Jules Chéret

Original Prints: Lithographs, Posters


A pioneer in lithography (who began learning the medium as an apprentice in 1849),  Jules Chéret (1836 - 1932)  may well be considered to be the inventor of French poster art, creating the new genre in itself.  He opened his own lithographic workshop in 1866, and he produced well over 1000 posters in his long career.  Parisian streets were soon bedecked in bright colours borne by gay demoiselles, who came to be collectively known as "Chérettes". 

His vigourous Belle Epoque graphic style was ground-breaking, with immediate visual impact and recognition, setting a benchmark for lithographic poster art in the years to come, and serving as inspiration for such artists as Bonnard and Toulouse-Lautrec. 

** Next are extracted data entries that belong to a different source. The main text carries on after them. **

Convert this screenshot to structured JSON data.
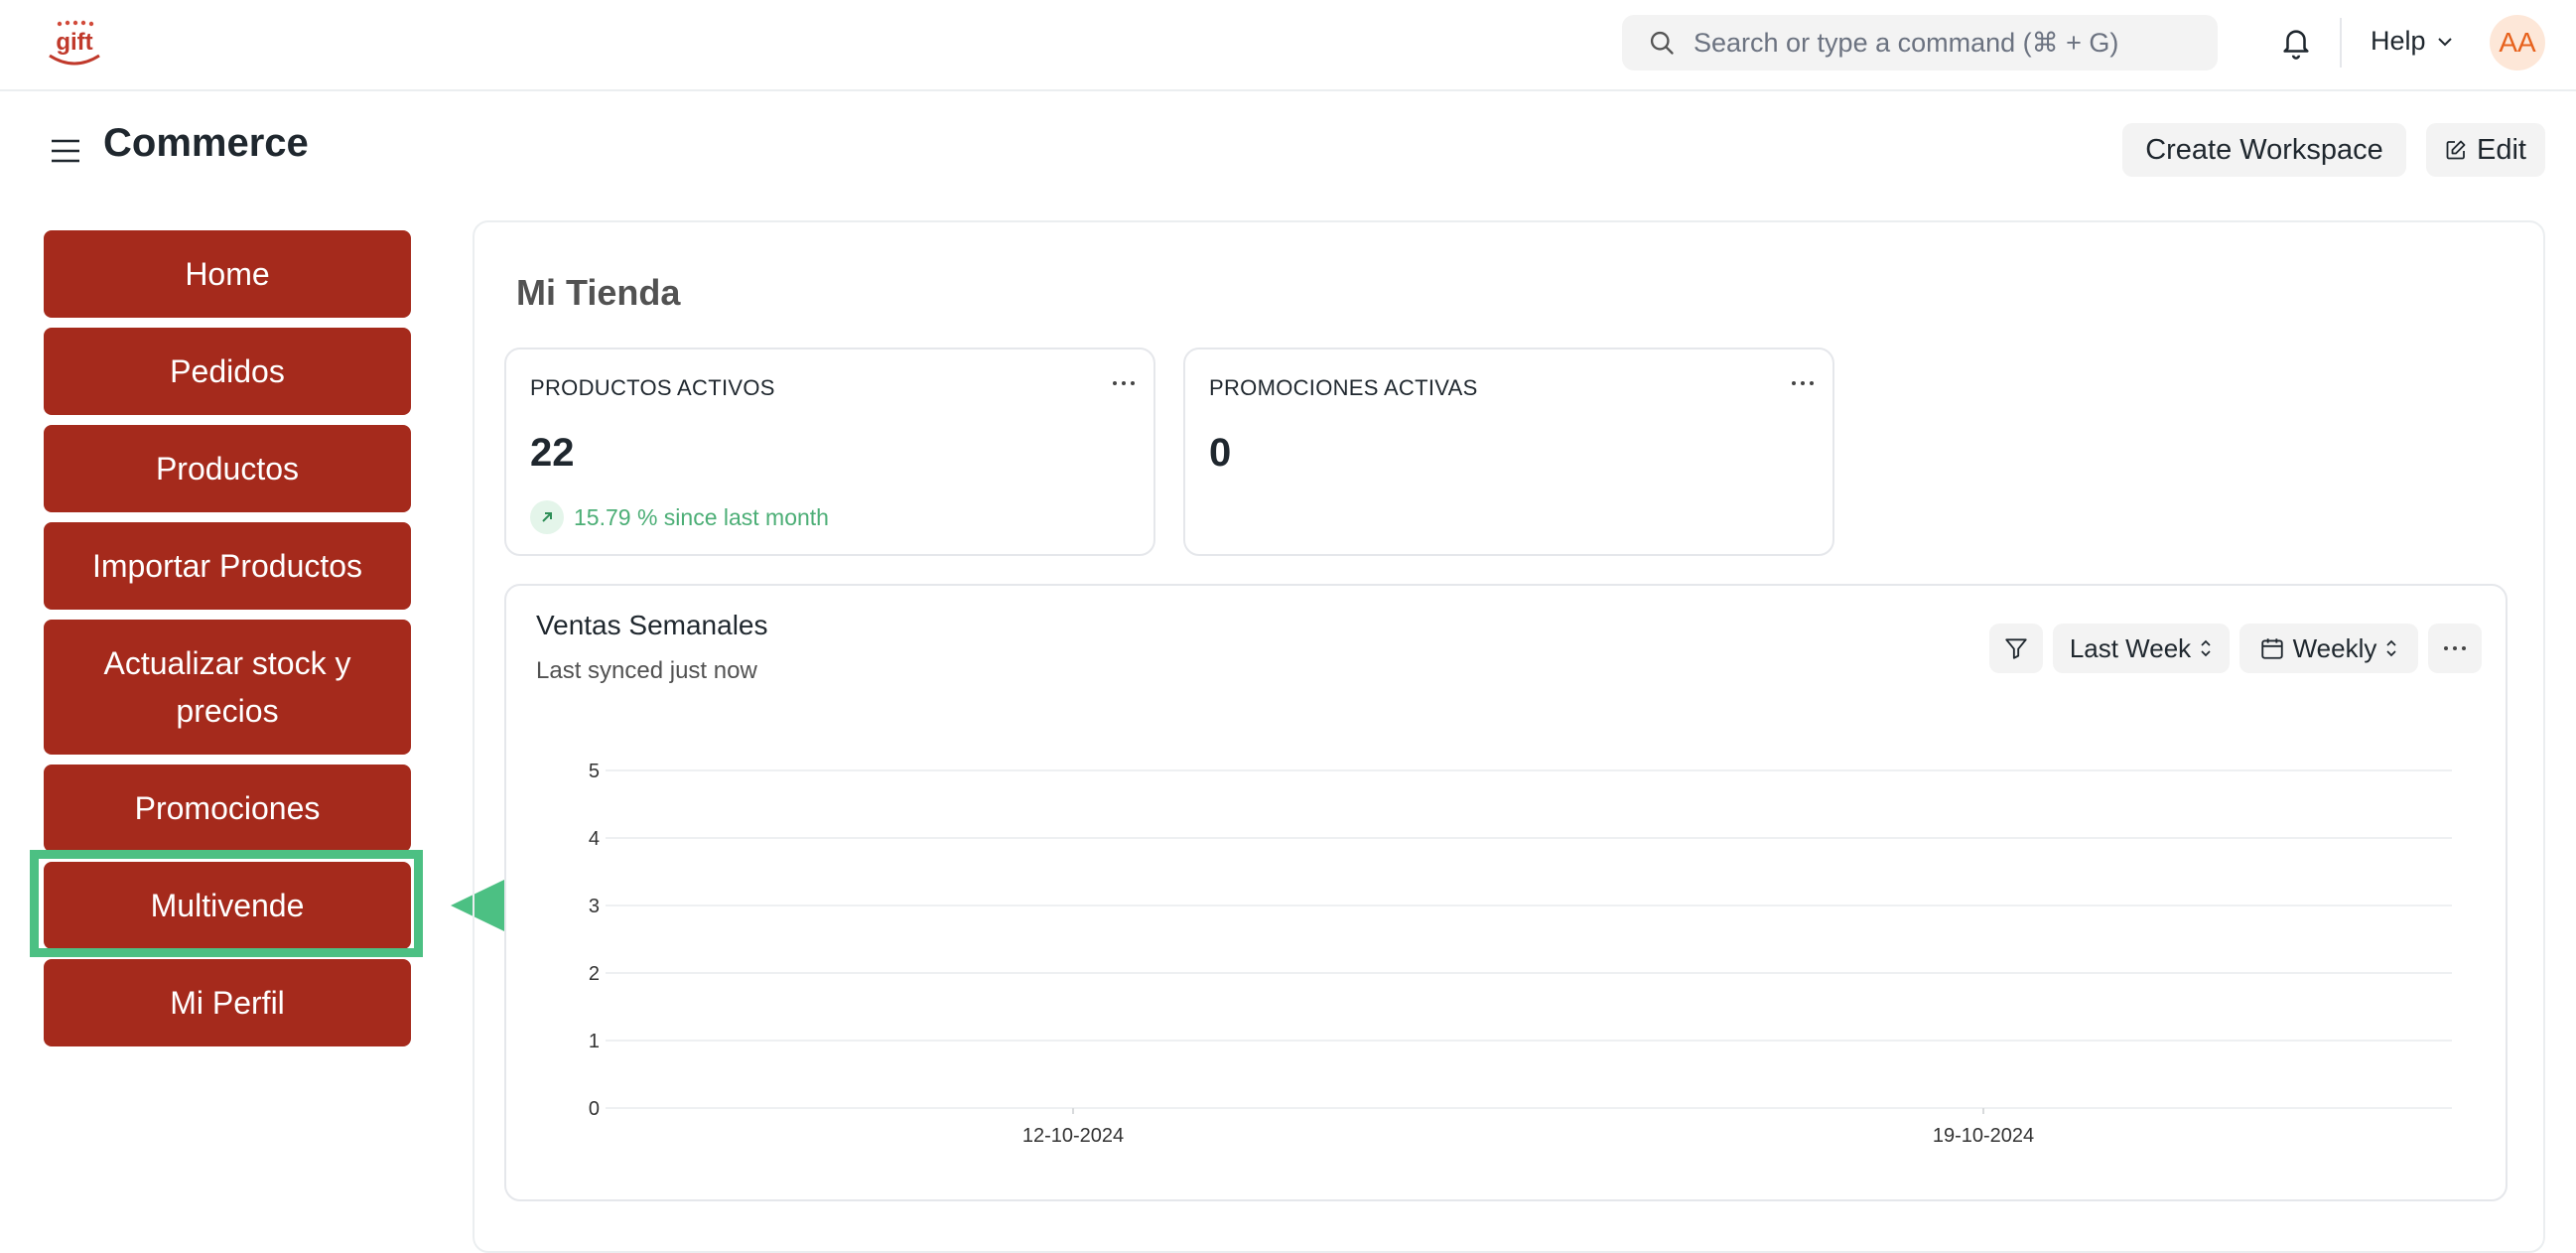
{
  "topbar": {
    "logo_text": "gift",
    "search_placeholder": "Search or type a command (⌘ + G)",
    "help_label": "Help",
    "avatar_initials": "AA"
  },
  "page": {
    "title": "Commerce",
    "create_workspace_label": "Create Workspace",
    "edit_label": "Edit"
  },
  "sidebar": {
    "items": [
      {
        "label": "Home"
      },
      {
        "label": "Pedidos"
      },
      {
        "label": "Productos"
      },
      {
        "label": "Importar Productos"
      },
      {
        "label": "Actualizar stock y precios"
      },
      {
        "label": "Promociones"
      },
      {
        "label": "Multivende"
      },
      {
        "label": "Mi Perfil"
      }
    ],
    "highlighted_index": 6
  },
  "workspace": {
    "title": "Mi Tienda",
    "cards": [
      {
        "label": "PRODUCTOS ACTIVOS",
        "value": "22",
        "trend": "15.79 % since last month"
      },
      {
        "label": "PROMOCIONES ACTIVAS",
        "value": "0"
      }
    ],
    "chart": {
      "title": "Ventas Semanales",
      "subtitle": "Last synced just now",
      "range_label": "Last Week",
      "interval_label": "Weekly"
    }
  },
  "colors": {
    "nav_button": "#a52a1c",
    "highlight": "#4cc083",
    "trend_positive": "#4cae76"
  },
  "chart_data": {
    "type": "line",
    "title": "",
    "x": [
      "12-10-2024",
      "19-10-2024"
    ],
    "series": [],
    "yticks": [
      0,
      1,
      2,
      3,
      4,
      5
    ],
    "ylim": [
      0,
      5
    ],
    "grid": true,
    "xlabel": "",
    "ylabel": ""
  }
}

Jules Chéret, Saxoléine, lithographic poster 1895

Saxoléine  -  Pétrole de Sûreté

Broido 954

lithographic poster in four colours, 1895, the rare first state, before letters.

Jules Chéret made a full series of posters for this popular brand of lamp oil, of which the present impression is one of the most successful and best known. 

Printed before the standard Chaix edition that was placarded across Paris in large numbers, this particular proof impression was never posted and thus shows the vivid and refined chromatics of its inception.